Apr 03, 2006 23:29
I tend not to post in here very much anymore. I've sort of grown apart from writing down my feelings exactly - lately, I feel like I'm complex enough that I would prefer to express myself through art, like my writing. Also, I'm aware that because I'm a teenager, most of my inner emotions and anguish are probably totally fabricated. I will not put my friends through my teen angst (for the most part). You're welcome.
But right now I just feel like there's something I have to say. Something that's finally not trivial.
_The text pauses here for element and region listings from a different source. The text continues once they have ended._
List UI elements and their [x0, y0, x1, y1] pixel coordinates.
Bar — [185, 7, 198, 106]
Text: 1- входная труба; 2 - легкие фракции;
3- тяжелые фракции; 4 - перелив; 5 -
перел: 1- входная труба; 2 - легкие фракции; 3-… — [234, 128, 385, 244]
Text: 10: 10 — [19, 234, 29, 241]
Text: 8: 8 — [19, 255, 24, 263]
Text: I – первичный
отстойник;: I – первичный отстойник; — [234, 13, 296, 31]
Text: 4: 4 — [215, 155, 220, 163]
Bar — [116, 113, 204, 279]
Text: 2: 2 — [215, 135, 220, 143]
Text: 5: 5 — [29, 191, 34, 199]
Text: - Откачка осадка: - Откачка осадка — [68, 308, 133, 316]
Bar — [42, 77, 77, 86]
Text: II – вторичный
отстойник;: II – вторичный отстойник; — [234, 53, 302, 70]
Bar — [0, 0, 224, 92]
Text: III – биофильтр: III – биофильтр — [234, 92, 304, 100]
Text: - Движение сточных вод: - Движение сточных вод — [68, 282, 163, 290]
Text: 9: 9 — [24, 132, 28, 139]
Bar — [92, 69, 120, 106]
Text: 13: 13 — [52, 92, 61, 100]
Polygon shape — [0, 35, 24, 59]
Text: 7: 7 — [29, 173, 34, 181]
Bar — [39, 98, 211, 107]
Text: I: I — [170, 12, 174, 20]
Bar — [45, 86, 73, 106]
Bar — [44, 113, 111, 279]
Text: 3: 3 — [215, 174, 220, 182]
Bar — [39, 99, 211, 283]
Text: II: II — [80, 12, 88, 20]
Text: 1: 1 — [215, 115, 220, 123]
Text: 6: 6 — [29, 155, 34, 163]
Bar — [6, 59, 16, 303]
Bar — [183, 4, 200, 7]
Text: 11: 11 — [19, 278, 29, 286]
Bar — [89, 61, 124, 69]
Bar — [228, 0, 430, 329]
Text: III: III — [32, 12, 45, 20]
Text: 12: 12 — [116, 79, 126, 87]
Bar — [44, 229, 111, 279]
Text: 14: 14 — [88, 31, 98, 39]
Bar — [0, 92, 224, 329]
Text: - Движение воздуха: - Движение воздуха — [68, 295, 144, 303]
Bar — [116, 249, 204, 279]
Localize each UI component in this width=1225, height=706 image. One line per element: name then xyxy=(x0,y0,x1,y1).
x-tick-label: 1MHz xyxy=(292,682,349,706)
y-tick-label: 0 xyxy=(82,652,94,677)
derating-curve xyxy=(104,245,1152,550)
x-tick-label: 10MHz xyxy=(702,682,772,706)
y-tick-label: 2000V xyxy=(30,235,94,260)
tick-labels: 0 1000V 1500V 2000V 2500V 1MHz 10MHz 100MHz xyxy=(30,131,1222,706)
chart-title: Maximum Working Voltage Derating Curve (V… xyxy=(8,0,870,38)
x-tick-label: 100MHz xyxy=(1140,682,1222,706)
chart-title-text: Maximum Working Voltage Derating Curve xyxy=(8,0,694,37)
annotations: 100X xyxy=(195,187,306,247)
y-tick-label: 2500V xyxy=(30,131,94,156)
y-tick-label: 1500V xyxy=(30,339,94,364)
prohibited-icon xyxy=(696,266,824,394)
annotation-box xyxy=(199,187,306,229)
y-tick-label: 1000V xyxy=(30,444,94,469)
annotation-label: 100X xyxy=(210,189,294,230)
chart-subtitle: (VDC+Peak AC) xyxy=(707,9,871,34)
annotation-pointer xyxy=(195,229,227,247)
It's April the third. That means that exactly two months ago, Ashleigh Webster took her own life. Today, I felt like I was the only one in the world who woke up and cried because of that anniversary. I know that's not true; I know there have to be many others; I just feel so alone in this. Despite the way my brain knows that there are dozens of people who miss her just as much as I do, I'm ending this day the same way I started it: crying, because she's still gone. And people, even me probably, seem to forget her more and more every day. Her absence from us is measured in weeks, not years - but somehow, I've already grown so numb to the fact that my Ashleigh, my lifeline, is gone.
That's all I wanted to say, I guess. Sorry for being all depressing, for those of you who read this and for those of you who talked to me today. I tried to hide it, but it's hard. I miss her so much.